In September 2015, a report was
published in Nature Geoscience that concluded that the lines on
Martian slopes may be streaks of super-salty brine. The report said
that evidence had been found in the lines of “hydrated” salt
minerals, which require water for their creation.
The lines are
typically under five metres wide and range up to a few hundred metres
in length and appear on the slopes during warm seasons. They then
lengthen and fade as they cool down.
"Under certain circumstances, liquid water has been found on Mars," NASA concluded at the time. For the latest study, also published in Nature Geoscience, researchers took to the lab to try and explain how water could have made the lines.

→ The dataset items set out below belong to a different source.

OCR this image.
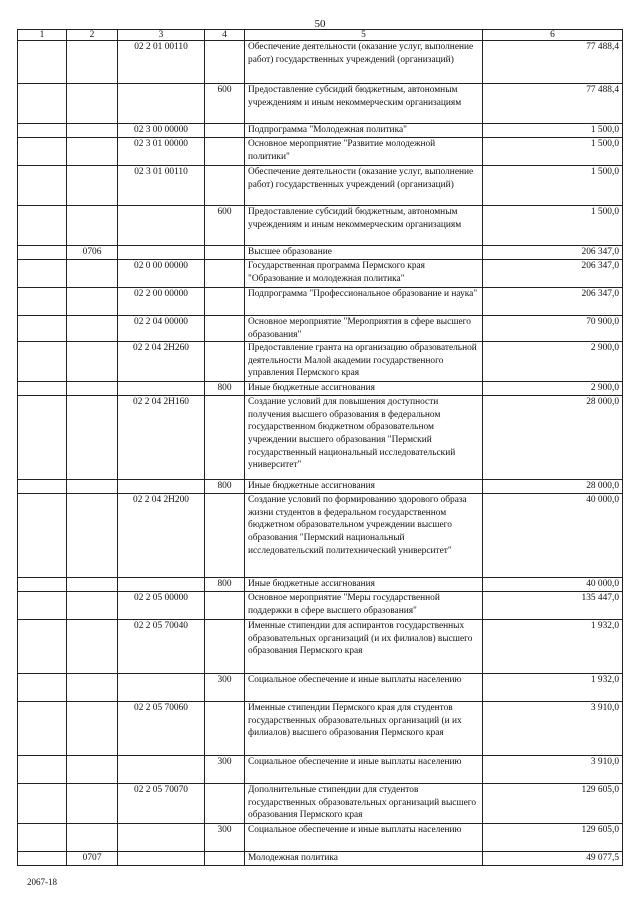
50
1	2	3	4	5	6
		02 2 01 00110		Обеспечение деятельности (оказание услуг, выполнение работ) государственных учреждений (организаций)	77 488,4
			600	Предоставление субсидий бюджетным, автономным учреждениям и иным некоммерческим организациям	77 488,4
		02 3 00 00000		Подпрограмма "Молодежная политика"	1 500,0
		02 3 01 00000		Основное мероприятие "Развитие молодежной политики"	1 500,0
		02 3 01 00110		Обеспечение деятельности (оказание услуг, выполнение работ) государственных учреждений (организаций)	1 500,0
			600	Предоставление субсидий бюджетным, автономным учреждениям и иным некоммерческим организациям	1 500,0
	0706			Высшее образование	206 347,0
		02 0 00 00000		Государственная программа Пермского края "Образование и молодежная политика"	206 347,0
		02 2 00 00000		Подпрограмма "Профессиональное образование и наука"	206 347,0
		02 2 04 00000		Основное мероприятие "Мероприятия в сфере высшего образования"	70 900,0
		02 2 04 2Н260		Предоставление гранта на организацию образовательной деятельности Малой академии государственного управления Пермского края	2 900,0
			800	Иные бюджетные ассигнования	2 900,0
		02 2 04 2Н160		Создание условий для повышения доступности получения высшего образования в федеральном государственном бюджетном образовательном учреждении высшего образования "Пермский государственный национальный исследовательский университет"	28 000,0
			800	Иные бюджетные ассигнования	28 000,0
		02 2 04 2Н200		Создание условий по формированию здорового образа жизни студентов в федеральном государственном бюджетном образовательном учреждении высшего образования "Пермский национальный исследовательский политехнический университет"	40 000,0
			800	Иные бюджетные ассигнования	40 000,0
		02 2 05 00000		Основное мероприятие "Меры государственной поддержки в сфере высшего образования"	135 447,0
		02 2 05 70040		Именные стипендии для аспирантов государственных образовательных организаций (и их филиалов) высшего образования Пермского края	1 932,0
			300	Социальное обеспечение и иные выплаты населению	1 932,0
		02 2 05 70060		Именные стипендии Пермского края для студентов государственных образовательных организаций (и их филиалов) высшего образования Пермского края	3 910,0
			300	Социальное обеспечение и иные выплаты населению	3 910,0
		02 2 05 70070		Дополнительные стипендии для студентов государственных образовательных организаций высшего образования Пермского края	129 605,0
			300	Социальное обеспечение и иные выплаты населению	129 605,0
	0707			Молодежная политика	49 077,5
2067-18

The team, led by Marion Masse of the University of Nantes in France, included several of the authors of last year's headline-making study.
They placed a block of ice on a 30-degree plastic slope covered with loose fine-grained sand, and allowed it to melt in a chamber in which Martian pressure and summer temperature was recreated.
They repeated the experiment under Earth conditions to compare the processes.
Under Martian pressure, they found, melting ice produced a liquid which boiled vigorously as it flowed downslope and filtered into the sand.
The evaporating water vapour blasted grains upward, creating ridges which collapse onto themselves when they become too steep, forming channels.
"The morphologies produced on the sandy slopes in these experiments are remarkably similar to the streaks observed on Mars," Wouter Marra of the geosciences faculty of the University of Utrecht in the Netherlands commented on the study.
"This process in which unstable boiling water causes grains to hop and trigger slope failures may underlie some of the active landforms observed on the Martian surface."